I like to think that, especially in such matters, I am constantly growing and processing new data. I didn’t have all the answers five years ago. I hope I don’t have all the answers now!
(Well, I mean, I HOPE I do because that would be rad as hell, but I’m sure I don’t)
That makes me a flip-flopper, I think.
But that’s all right!
(But if you ask me tomorrow, I might decide it ISN’T all right. Because I might flip flop. Oh no!)

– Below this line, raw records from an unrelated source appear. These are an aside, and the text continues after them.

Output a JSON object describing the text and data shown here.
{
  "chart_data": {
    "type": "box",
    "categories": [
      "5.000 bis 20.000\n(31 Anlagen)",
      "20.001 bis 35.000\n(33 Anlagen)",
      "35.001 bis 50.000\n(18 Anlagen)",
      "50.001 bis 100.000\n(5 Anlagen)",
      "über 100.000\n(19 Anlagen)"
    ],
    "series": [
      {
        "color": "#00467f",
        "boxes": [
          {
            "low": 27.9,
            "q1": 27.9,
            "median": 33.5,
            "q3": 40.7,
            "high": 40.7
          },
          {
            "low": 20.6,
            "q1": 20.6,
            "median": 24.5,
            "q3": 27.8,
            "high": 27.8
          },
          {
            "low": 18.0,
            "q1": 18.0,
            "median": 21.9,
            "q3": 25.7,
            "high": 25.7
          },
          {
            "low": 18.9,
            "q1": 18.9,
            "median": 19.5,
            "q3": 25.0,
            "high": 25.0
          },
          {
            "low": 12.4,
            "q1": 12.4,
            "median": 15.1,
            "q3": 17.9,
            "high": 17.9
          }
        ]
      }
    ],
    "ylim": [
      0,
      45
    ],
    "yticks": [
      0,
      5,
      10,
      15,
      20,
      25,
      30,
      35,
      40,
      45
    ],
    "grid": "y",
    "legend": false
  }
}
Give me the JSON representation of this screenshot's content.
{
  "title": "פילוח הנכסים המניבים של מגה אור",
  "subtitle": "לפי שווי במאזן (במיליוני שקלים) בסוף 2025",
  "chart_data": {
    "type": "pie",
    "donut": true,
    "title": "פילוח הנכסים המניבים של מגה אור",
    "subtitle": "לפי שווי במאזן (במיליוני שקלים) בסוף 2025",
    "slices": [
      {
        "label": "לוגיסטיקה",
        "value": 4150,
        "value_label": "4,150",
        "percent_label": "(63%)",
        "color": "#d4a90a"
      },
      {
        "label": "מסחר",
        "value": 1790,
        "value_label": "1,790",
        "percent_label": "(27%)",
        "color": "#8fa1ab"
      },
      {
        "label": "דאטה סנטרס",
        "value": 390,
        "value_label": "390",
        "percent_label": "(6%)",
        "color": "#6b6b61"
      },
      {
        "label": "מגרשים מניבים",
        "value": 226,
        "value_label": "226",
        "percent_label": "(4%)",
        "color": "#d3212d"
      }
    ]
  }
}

Anyway, as I talk about my super awesome maturity and general level of life accetingness, I am reminded that it is May! Mental Health Awareness Month! I wrote on this last year around this time, and it remains an important issue for me.
I like that this is my perspective on life, this whole respect and growth and admitting I can be wrong stuff. It makes me feel better. It feels like positive development in and of itself. That Blue Lantern Corps tattoo is paying off!
The most important thing, though, is to take care of yourself. Never be ashamed to reach out to people around you or to admit you need help. I am always willing to help or listen or do what I can.
So until next time, as always, take care.
One thought on ““I Was Wrong”: A Treatise On Getting Old[er]”
“The funny thing is I’m MUCH more likely be A-OK with someone hating something I love than loving something I hate.” That sounds right to me. If someone doesn’t like something I like I still get to like it, if they like something I don’t I’m just confused and annoyed.